Friday, May 26, 2006

Judge Orders 'Time' to Turn Over Libby Documents -- 'NYT' Spared?

Published: May 26, 2006 1:30 PM ET

WASHINGTON A federal judge on Friday ordered Time magazine to turn over documents for a White House aide to use in his defense to perjury and other charges in the CIA leak case.

The order by U.S. District Reggie B. Walton also said the New York Times might have to turn over some information but reduced the scope of documents the newspaper and other news organizations would have to provide to lawyers for the defendant, former top vice presidential aide I. Lewis "Scooter" Libby.

Citing a lack of relevancy, Walton said that Judith Miller, a former Times reporter, doesn't have to provide two notebooks, her phone records or appointment calendars to lawyers for Libby, Vice President Dick Cheney's former chief of staff.

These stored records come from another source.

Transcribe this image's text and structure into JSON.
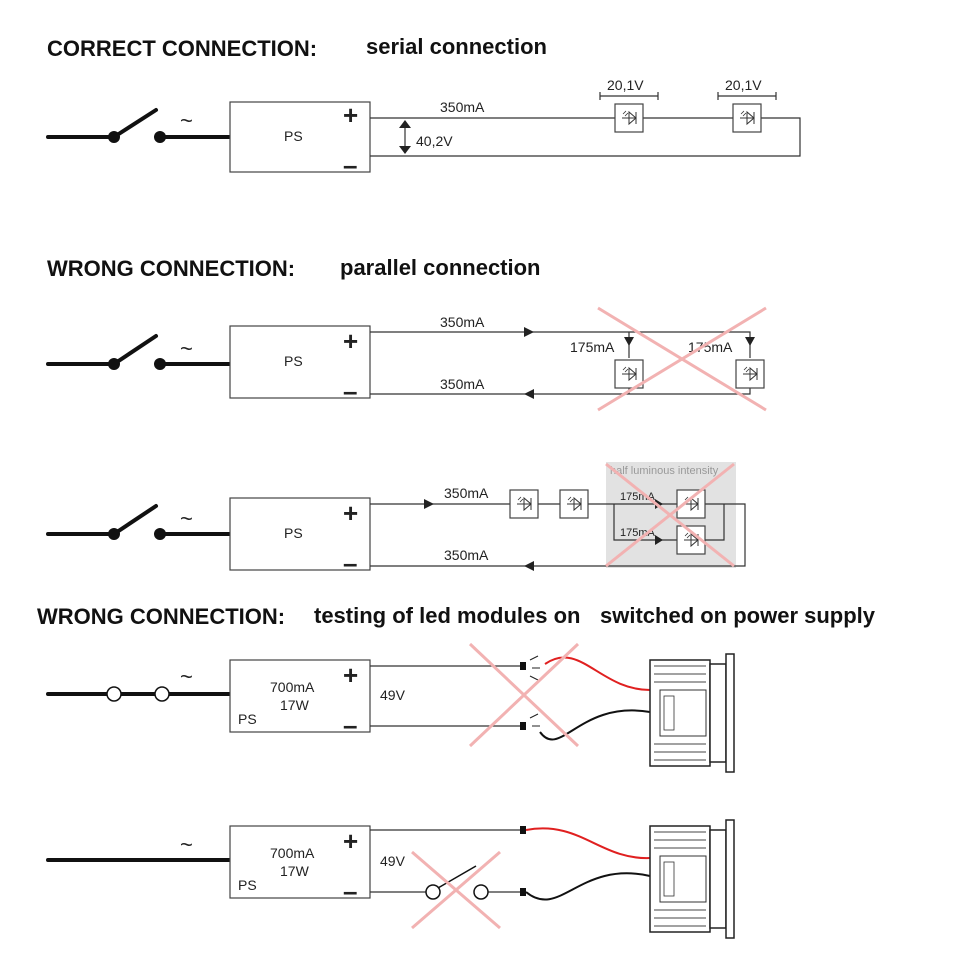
{
  "colors": {
    "accent_cross": "#f2b2b2",
    "wire_red": "#e02020",
    "wire_black": "#111111",
    "panel_gray": "#e2e2e2",
    "label_gray": "#999999"
  },
  "section1": {
    "title": "CORRECT CONNECTION:",
    "subtitle": "serial connection",
    "ps_label": "PS",
    "plus": "+",
    "minus": "–",
    "current": "350mA",
    "voltage_total": "40,2V",
    "led_voltage_1": "20,1V",
    "led_voltage_2": "20,1V",
    "ac_symbol": "~"
  },
  "section2": {
    "title": "WRONG CONNECTION:",
    "subtitle": "parallel connection",
    "ps_label": "PS",
    "plus": "+",
    "minus": "–",
    "current_top": "350mA",
    "current_bottom": "350mA",
    "branch_current_1": "175mA",
    "branch_current_2": "175mA",
    "ac_symbol": "~"
  },
  "section3": {
    "ps_label": "PS",
    "plus": "+",
    "minus": "–",
    "current_top": "350mA",
    "current_bottom": "350mA",
    "panel_label": "half luminous intensity",
    "branch_current_1": "175mA",
    "branch_current_2": "175mA",
    "ac_symbol": "~"
  },
  "section4": {
    "title": "WRONG CONNECTION:",
    "subtitle": "testing of led modules on",
    "subtitle2": "switched on power supply",
    "ps_label": "PS",
    "ps_current": "700mA",
    "ps_power": "17W",
    "plus": "+",
    "minus": "–",
    "voltage": "49V",
    "ac_symbol": "~"
  },
  "section5": {
    "ps_label": "PS",
    "ps_current": "700mA",
    "ps_power": "17W",
    "plus": "+",
    "minus": "–",
    "voltage": "49V",
    "ac_symbol": "~"
  }
}
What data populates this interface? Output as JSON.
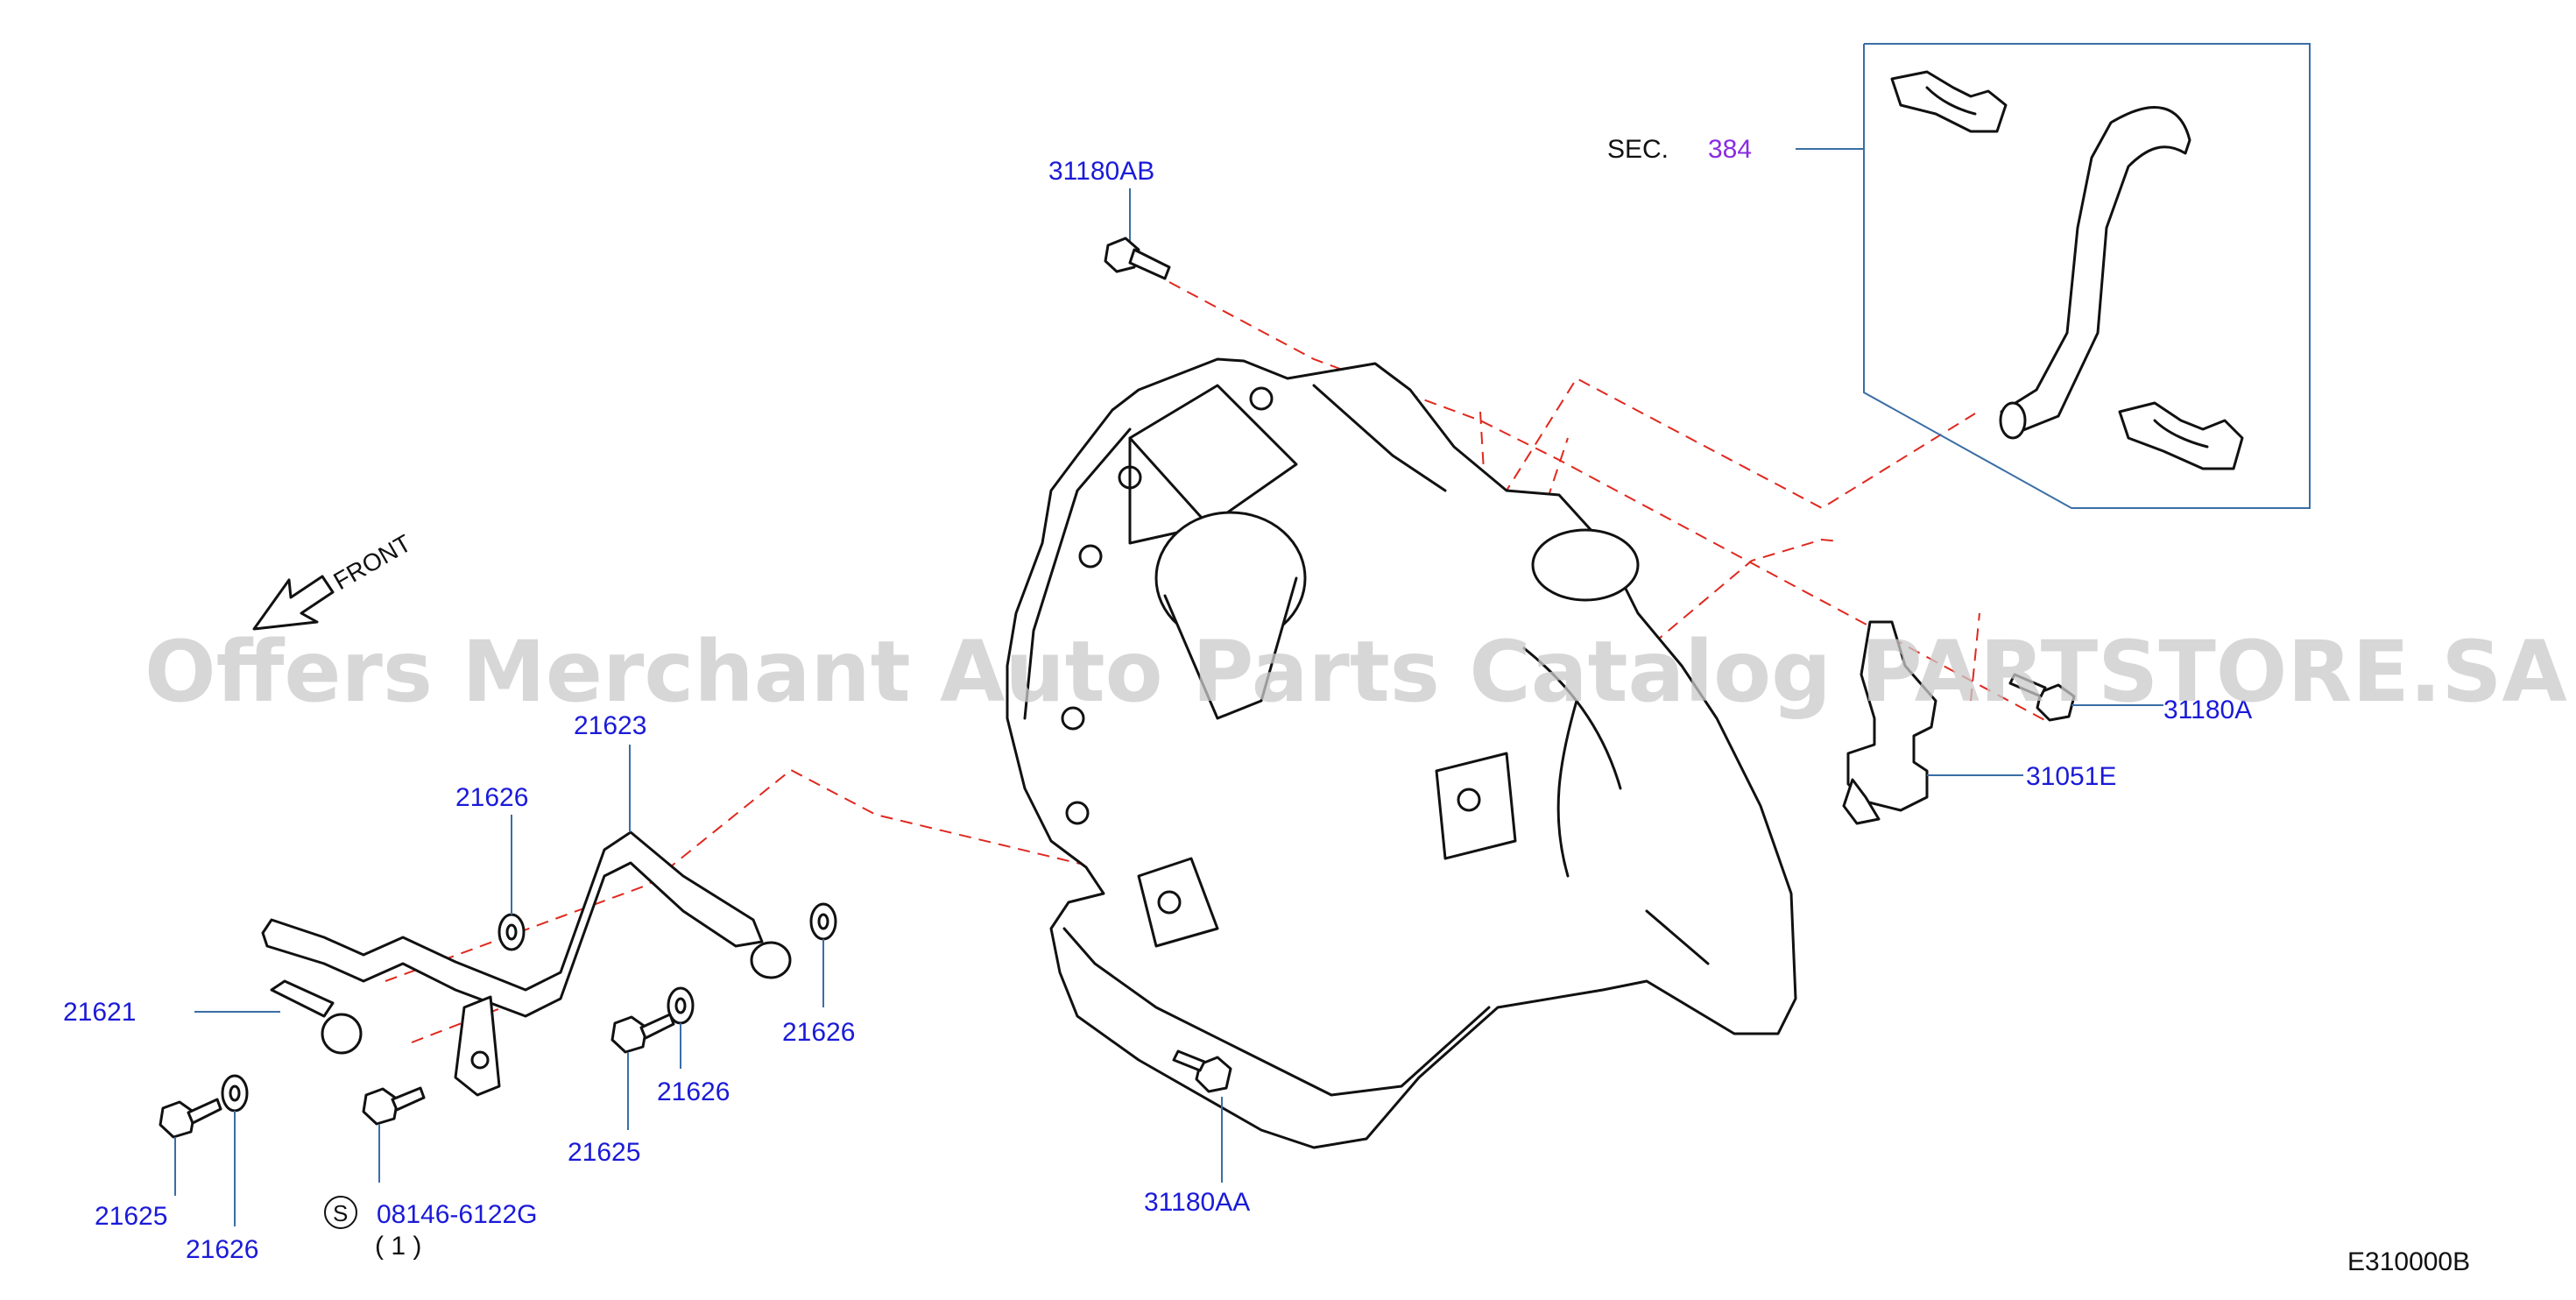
{
  "diagram_id": "E310000B",
  "watermark": "Offers Merchant Auto Parts Catalog PARTSTORE.SA",
  "orientation": {
    "label": "FRONT"
  },
  "section_reference": {
    "prefix": "SEC.",
    "number": "384"
  },
  "part_labels": {
    "p31180AB": "31180AB",
    "p31180A": "31180A",
    "p31051E": "31051E",
    "p31180AA": "31180AA",
    "p21623": "21623",
    "p21626_a": "21626",
    "p21626_b": "21626",
    "p21626_c": "21626",
    "p21626_d": "21626",
    "p21621": "21621",
    "p21625_a": "21625",
    "p21625_b": "21625"
  },
  "standard_part": {
    "symbol": "S",
    "number": "08146-6122G",
    "quantity": "( 1 )"
  },
  "colors": {
    "label_blue": "#1a1ad8",
    "section_purple": "#8a2be2",
    "leader_blue": "#3a6ea5",
    "dash_red": "#e0281e",
    "line_black": "#111111"
  }
}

Walton also said NBC News does not have to provide Libby's defense team with one page of undated notes taken by correspondent Andrea Mitchell because she is unlikely to testify at Libby's perjury trial, which is set for January.

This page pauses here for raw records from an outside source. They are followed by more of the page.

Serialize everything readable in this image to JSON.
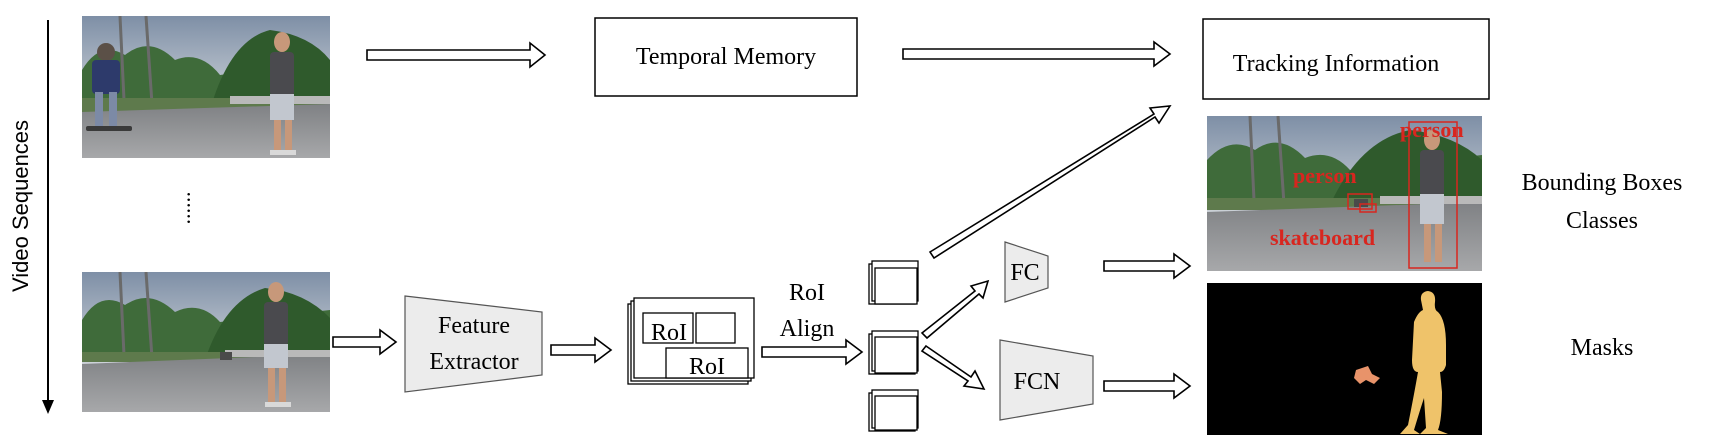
{
  "side_label": "Video Sequences",
  "ellipsis": "......",
  "temporal_memory": "Temporal Memory",
  "tracking_info": "Tracking Information",
  "feature_extractor": [
    "Feature",
    "Extractor"
  ],
  "roi_label": "RoI",
  "roi_align": [
    "RoI",
    "Align"
  ],
  "fc": "FC",
  "fcn": "FCN",
  "detections": {
    "person_left": "person",
    "person_right": "person",
    "skateboard": "skateboard"
  },
  "outputs": {
    "boxes": [
      "Bounding Boxes",
      "Classes"
    ],
    "masks": "Masks"
  },
  "colors": {
    "detection_red": "#d8261f",
    "mask_person": "#efc36a",
    "mask_board": "#e8936a",
    "module_fill": "#ececec"
  }
}
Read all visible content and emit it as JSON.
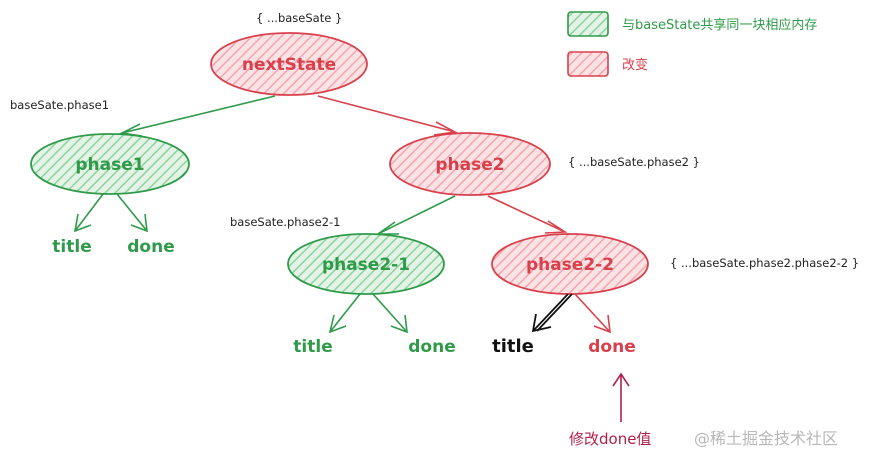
{
  "colors": {
    "shared_stroke": "#2f9a4a",
    "shared_fill": "#8fd19e",
    "changed_stroke": "#d9404b",
    "changed_fill": "#f2a6ad",
    "plain_text": "#111111",
    "annotation": "#b0214a",
    "watermark": "#b8b8b8"
  },
  "legend": {
    "shared": "与baseState共享同一块相应内存",
    "changed": "改变"
  },
  "nodes": {
    "root": {
      "label": "nextState",
      "note": "{ ...baseSate }"
    },
    "phase1": {
      "label": "phase1",
      "note": "baseSate.phase1"
    },
    "phase2": {
      "label": "phase2",
      "note": "{ ...baseSate.phase2 }"
    },
    "phase2_1": {
      "label": "phase2-1",
      "note": "baseSate.phase2-1"
    },
    "phase2_2": {
      "label": "phase2-2",
      "note": "{ ...baseSate.phase2.phase2-2 }"
    }
  },
  "leaves": {
    "p1_title": "title",
    "p1_done": "done",
    "p21_title": "title",
    "p21_done": "done",
    "p22_title": "title",
    "p22_done": "done"
  },
  "annotation": "修改done值",
  "watermark": "@稀土掘金技术社区"
}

In granting in part and denying in part Libby's subpoenas for the media's records, Walton ruled that reporters do not have a right to refuse to provide notes, drafts of articles or other information in a criminal case.

"The First Amendment does not protect a news reporter or that reporter's news organization from producing documents ... in a criminal case," Walton wrote in a 40-page ruling.

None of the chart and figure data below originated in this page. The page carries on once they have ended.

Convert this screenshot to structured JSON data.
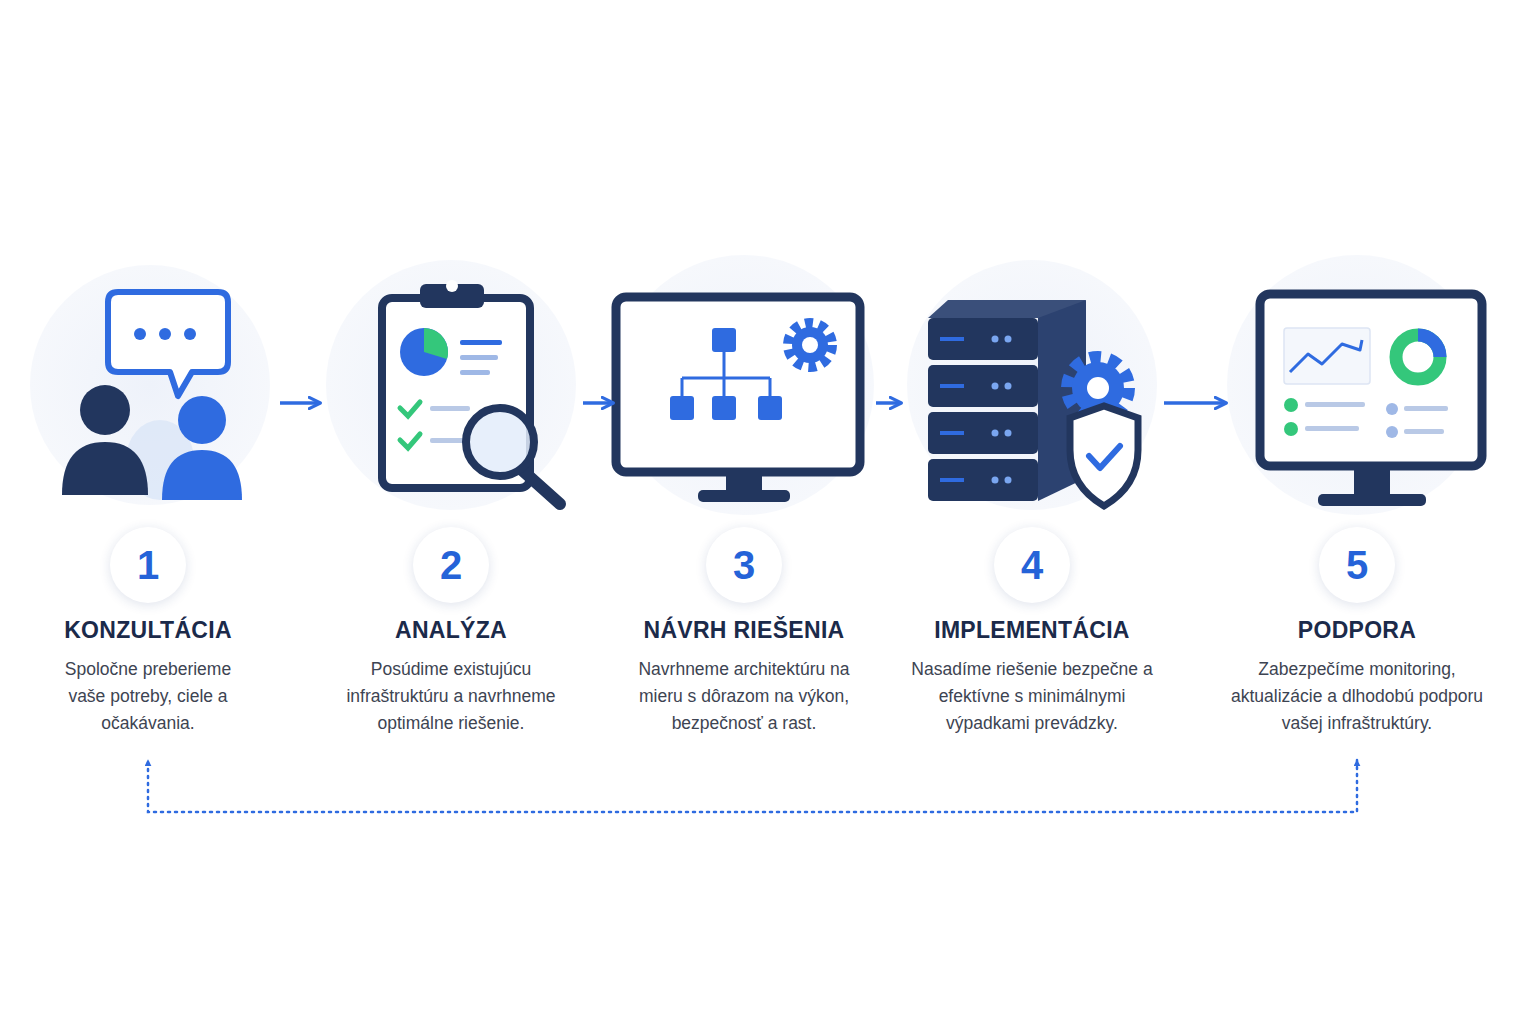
{
  "diagram": {
    "nodes": [
      {
        "text": [
          "1",
          "KONZULTÁCIA",
          "Spoločne preberieme vaše potreby, ciele a očakávania."
        ]
      },
      {
        "text": [
          "2",
          "ANALÝZA",
          "Posúdime existujúcu infraštruktúru a navrhneme optimálne riešenie."
        ]
      },
      {
        "text": [
          "3",
          "NÁVRH RIEŠENIA",
          "Navrhneme architektúru na mieru s dôrazom na výkon, bezpečnosť a rast."
        ]
      },
      {
        "text": [
          "4",
          "IMPLEMENTÁCIA",
          "Nasadíme riešenie bezpečne a efektívne s minimálnymi výpadkami prevádzky."
        ]
      },
      {
        "text": [
          "5",
          "PODPORA",
          "Zabezpečíme monitoring, aktualizácie a dlhodobú podporu vašej infraštruktúry."
        ]
      }
    ],
    "edges": [
      {
        "from": 0,
        "to": 1,
        "arrow": "to"
      },
      {
        "from": 1,
        "to": 2,
        "arrow": "to"
      },
      {
        "from": 2,
        "to": 3,
        "arrow": "to"
      },
      {
        "from": 3,
        "to": 4,
        "arrow": "to"
      },
      {
        "from": 4,
        "to": 0,
        "arrow": "both"
      }
    ]
  }
}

Walton said Time magazine must provide Libby's lawyers with drafts of first-person stories that reporter Matthew Cooper wrote about his conversations with Libby because the judge said he noticed inconsistencies between them.

All of the news organizations had asked Walton to review the materials sought by Libby-- including e-mails, drafts of articles and reporters' notes-- in hopes of convincing him that they were not relevant and that the defense was on a "fishing expedition."

During that review, Walton said, he found "a slight alteration between the several drafts of the articles" Cooper wrote about his conversations with Libby and the reporter's first-person account of his testimony before a federal grand jury.

"This slight alteration between the drafts will permit the defendant to impeach Cooper, regardless of the substance of his trial testimony, because his trial testimony cannot be consistent with both versions," Walton wrote.

It is unclear from Walton's ruling what those inconsistencies are.